What does my mother — a cosmopolitan, a pragmatist — feel when faced with these goings-on? What moves my father, descended from Protestants? The music appeals to them both, but the story is hard to fit into the household of their marriage. Why such concentrated solemnity, when the emotional confusion the protagonists are going through could, in day-to-day living or through firmness of faith, be resolved without complications? Is opera poison or nourishment? The answer depends on the sensibility: my mother’s or my father’s.
In His Existential Crisis
In that dark time when my parents divorced: I see my father in the twilight, sitting in the so-called Hanseatic chair, plagued by doubts. He couldn’t find the right tone to w
rite to my mother or to win her back over the telephone. He could have said: We’ve raised two children. Against my will you chopped down trees in our garden. Whatever else you’ve done, it doesn’t matter, as long as we don’t separate. I don’t want to lose you.
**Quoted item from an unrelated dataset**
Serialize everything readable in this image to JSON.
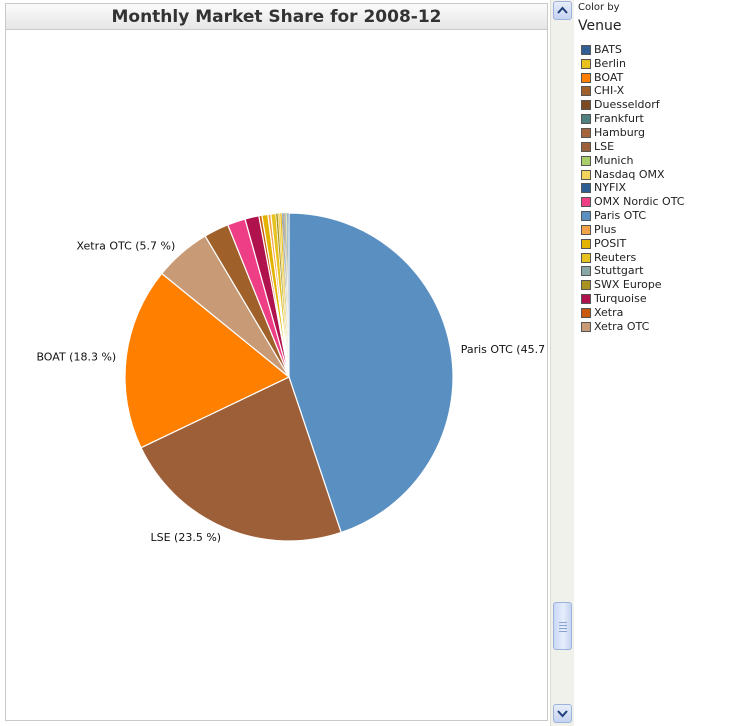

If a person he trusted had advised him to write something along these lines, perhaps noting down the phrases for him — he might have collected himself, taken action.
As he brooded, he listened to Pagliacci. The record played on the console radio with integrated phonograph, a recent acquisition of my mother’s. The opera further provoked the depressive part of my father’s soul. No comfort for miles around. I loitered close by. I hemmed and hawed, thought I knew a thing or two. I asked when Mother would be back from her long trip. Shouldn’t we bake a cake for her return? Then, more urgently: Couldn’t he set his anger aside? In every way this was the wrong tone and my suggestions were inappropriate. He understood what I was trying to say. It did not leave him unmoved. But he saw no way out, hopelessness enmeshed him too deeply. When the third LP of the opera was over, he put the first one on again. What use then were my shambling advances?
To this day I fail to understand why at least my mother — who was unswayed by operas and music, and fundamentally agnostic about finalities and blows of fate — had no words at the ready to say (or write): Ernst, let us forget what happened. We’ll start all over with a clean slate. With opera there’s no way out; without opera there’s no way out either. I suspect my parents were confused in their minds that year, and the year before as well. Wartime. The DRUG OF MILITARY CONQUEST, a pharmakon that infiltrated people’s innermost beings, about two years after its poison of the zeitgeist-suffused reality. THE GROWNUPS OF 1942! Furnished with phantasmagorias. The horizons were staked out by a more fast-paced, robust, worldly life: romantic, familiar from hearsay and popular songs, undefined and thus superior to all existing things. And so in those crucial weeks my mother’s mind wasn’t focused on saving her marriage. She didn’t even have her mind on her children.